Будто высокая старая береза, такая заприметистая, обочь дороги росла. На первый взгляд береза как береза. Но приглядишься, ан не то. Не сразу, а вникнуть можно: на белом стволе ее вровень с человеческой головой росли два черных чортовых гриба рядышком, словно брови нахмуренные, а под бровями вроде как глаза и опухоль рябая — ни дать ни взять рожа какого-то чудища. Глаза закрыты, будто спит оно. Сказывали, в какую-то ночь глаза те открывались и береза говорить начинала. Правда, не часто. Вот тут-то и держись за вожжи, хватайсь за скобы. Лошади в запряже бесились. И весь лес стонал, трещал, ровно сама мать сыра земля наизнанку свое нутро вывертывала.

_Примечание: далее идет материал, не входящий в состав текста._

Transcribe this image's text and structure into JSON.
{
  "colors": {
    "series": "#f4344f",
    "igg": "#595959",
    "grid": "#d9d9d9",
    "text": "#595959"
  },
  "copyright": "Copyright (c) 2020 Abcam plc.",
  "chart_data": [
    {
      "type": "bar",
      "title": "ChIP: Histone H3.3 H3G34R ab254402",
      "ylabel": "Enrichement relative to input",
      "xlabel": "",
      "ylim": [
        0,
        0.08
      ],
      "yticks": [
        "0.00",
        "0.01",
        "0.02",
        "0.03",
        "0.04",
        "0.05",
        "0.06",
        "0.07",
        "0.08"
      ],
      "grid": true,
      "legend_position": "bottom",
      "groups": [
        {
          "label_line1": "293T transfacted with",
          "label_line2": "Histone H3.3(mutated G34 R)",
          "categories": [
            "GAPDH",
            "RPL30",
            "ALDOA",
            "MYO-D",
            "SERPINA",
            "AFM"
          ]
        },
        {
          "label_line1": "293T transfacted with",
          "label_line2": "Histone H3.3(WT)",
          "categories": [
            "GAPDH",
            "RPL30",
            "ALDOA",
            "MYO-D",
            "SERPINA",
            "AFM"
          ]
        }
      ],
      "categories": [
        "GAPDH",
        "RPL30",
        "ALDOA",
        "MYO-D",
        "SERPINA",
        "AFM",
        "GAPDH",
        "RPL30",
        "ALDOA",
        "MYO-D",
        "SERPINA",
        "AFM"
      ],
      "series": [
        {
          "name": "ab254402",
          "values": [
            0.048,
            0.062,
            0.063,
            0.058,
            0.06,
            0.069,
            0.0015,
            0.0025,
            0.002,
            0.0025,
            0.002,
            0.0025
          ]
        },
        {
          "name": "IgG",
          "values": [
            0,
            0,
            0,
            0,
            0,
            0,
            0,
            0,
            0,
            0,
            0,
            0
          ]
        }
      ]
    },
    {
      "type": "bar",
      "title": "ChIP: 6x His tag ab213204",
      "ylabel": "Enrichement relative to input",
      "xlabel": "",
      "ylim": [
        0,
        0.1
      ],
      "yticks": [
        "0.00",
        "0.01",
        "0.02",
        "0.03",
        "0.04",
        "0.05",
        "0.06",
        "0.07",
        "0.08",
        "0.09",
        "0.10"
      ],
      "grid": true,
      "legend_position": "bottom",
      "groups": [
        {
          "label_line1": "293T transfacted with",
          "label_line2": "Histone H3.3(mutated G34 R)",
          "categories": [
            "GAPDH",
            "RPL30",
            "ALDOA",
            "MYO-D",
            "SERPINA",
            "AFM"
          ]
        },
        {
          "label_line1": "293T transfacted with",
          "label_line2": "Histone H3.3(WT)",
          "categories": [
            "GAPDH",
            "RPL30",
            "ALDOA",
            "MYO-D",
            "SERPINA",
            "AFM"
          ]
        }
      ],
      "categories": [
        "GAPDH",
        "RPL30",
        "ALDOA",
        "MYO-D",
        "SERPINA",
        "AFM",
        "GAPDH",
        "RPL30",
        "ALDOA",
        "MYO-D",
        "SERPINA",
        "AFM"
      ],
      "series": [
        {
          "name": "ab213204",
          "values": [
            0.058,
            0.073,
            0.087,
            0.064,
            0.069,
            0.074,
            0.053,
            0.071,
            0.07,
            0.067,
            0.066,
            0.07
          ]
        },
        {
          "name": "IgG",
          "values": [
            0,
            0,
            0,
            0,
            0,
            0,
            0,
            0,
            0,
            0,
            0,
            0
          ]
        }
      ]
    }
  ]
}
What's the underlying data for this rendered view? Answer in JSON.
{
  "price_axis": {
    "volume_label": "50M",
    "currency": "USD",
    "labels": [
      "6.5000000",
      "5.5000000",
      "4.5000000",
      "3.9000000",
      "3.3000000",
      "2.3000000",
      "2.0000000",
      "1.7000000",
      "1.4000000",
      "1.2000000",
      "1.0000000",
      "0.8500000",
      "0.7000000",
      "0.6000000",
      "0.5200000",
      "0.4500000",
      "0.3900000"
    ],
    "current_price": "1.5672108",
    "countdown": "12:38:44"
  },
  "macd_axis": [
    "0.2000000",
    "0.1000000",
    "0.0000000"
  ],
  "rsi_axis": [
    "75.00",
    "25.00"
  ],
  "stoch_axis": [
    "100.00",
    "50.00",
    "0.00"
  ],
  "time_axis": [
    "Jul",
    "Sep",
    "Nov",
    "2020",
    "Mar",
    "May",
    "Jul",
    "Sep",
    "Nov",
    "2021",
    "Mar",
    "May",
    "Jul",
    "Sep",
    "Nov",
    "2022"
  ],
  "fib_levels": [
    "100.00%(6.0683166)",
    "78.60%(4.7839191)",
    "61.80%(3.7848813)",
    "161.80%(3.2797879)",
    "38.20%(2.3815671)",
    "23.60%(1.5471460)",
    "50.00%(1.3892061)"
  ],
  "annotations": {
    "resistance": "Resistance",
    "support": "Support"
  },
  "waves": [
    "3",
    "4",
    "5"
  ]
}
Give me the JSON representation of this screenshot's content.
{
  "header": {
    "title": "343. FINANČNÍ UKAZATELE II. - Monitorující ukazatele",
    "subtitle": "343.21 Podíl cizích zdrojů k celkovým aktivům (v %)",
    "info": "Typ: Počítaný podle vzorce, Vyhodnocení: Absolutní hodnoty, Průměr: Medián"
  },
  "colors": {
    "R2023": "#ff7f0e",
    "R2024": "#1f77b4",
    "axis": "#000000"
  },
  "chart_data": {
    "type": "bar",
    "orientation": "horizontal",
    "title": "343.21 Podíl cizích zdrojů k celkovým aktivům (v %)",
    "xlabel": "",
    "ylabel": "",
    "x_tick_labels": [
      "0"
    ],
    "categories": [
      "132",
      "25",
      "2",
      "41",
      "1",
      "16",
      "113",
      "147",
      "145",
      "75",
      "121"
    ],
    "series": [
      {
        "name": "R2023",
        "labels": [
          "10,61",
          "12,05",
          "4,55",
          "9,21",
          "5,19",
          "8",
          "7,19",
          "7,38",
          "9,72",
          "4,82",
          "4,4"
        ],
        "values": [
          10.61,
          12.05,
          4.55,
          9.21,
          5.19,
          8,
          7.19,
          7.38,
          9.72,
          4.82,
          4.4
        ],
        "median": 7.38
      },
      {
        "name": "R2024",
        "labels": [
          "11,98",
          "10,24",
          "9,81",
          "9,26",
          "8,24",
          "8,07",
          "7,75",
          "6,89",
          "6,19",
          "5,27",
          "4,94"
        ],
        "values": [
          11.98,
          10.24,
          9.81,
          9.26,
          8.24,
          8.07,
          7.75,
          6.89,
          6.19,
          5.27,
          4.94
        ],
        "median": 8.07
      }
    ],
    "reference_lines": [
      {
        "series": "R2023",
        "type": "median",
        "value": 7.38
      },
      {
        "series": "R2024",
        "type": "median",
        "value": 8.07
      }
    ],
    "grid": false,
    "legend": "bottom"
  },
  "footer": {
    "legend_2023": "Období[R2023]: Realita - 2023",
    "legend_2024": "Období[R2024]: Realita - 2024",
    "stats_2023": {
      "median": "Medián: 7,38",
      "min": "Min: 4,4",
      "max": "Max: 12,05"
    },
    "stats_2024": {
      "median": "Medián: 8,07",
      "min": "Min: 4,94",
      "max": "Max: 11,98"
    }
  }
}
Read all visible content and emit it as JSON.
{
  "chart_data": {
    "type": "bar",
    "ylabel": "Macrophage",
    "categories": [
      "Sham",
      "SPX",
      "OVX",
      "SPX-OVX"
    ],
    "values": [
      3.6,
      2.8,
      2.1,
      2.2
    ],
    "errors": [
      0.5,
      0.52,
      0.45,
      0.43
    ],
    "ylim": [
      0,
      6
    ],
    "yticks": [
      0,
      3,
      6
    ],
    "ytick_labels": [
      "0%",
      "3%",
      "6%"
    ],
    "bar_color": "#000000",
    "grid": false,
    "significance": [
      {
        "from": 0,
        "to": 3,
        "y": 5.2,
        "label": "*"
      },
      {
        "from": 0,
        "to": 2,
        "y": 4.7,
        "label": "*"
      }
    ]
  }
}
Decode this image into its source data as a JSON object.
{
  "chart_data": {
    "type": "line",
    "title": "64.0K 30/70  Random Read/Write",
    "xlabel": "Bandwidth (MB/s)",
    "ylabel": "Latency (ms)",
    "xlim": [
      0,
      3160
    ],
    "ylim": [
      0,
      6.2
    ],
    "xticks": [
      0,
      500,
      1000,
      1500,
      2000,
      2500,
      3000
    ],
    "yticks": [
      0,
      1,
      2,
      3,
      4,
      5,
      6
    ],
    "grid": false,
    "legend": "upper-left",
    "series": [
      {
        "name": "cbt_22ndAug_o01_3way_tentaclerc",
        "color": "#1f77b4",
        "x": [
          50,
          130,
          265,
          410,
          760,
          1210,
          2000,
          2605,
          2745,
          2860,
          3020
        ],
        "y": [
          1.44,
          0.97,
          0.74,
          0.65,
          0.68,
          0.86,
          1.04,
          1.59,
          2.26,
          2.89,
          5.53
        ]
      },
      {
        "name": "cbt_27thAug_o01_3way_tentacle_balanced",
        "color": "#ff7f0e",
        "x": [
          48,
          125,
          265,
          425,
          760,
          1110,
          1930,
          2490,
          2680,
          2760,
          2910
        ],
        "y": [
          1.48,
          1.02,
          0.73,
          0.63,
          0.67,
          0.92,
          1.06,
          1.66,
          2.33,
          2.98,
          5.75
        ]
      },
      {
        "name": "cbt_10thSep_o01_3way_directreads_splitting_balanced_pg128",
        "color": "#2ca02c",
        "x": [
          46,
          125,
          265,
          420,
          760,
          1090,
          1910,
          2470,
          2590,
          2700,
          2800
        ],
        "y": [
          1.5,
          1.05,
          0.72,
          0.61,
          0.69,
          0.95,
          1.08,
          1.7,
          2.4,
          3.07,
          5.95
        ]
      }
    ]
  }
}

Как будто береза эта все на выручку звала. Да кто выручать станет? Попробуй, найди выручаловку в лесу ночью. Постонет, постонет за полночь, затихнет к утру. И стоит — не шелохнется.
Рушить-то дерево пытались, да ничего не выходило: ни топор, ни пила не брали. Топором тяпнут, ровно о камень — искра дуром сыплется, лезвие крошится. Пилить примутся, на дюйм подрежут — хруп; пилы как не бывало. Так и отступились. Думают: пропади ты пропадом! Вот какое дерево росло. Не сама та береза заскрипела, не сама оборотнем выросла, а человека из ближнего села, кажется из Дунилова, в ту березу обратили. Бывало, бают, и на такие штуки мастера водились. Заколдуют и расколдуют. Врут ли, нет ли, может, и выдумали.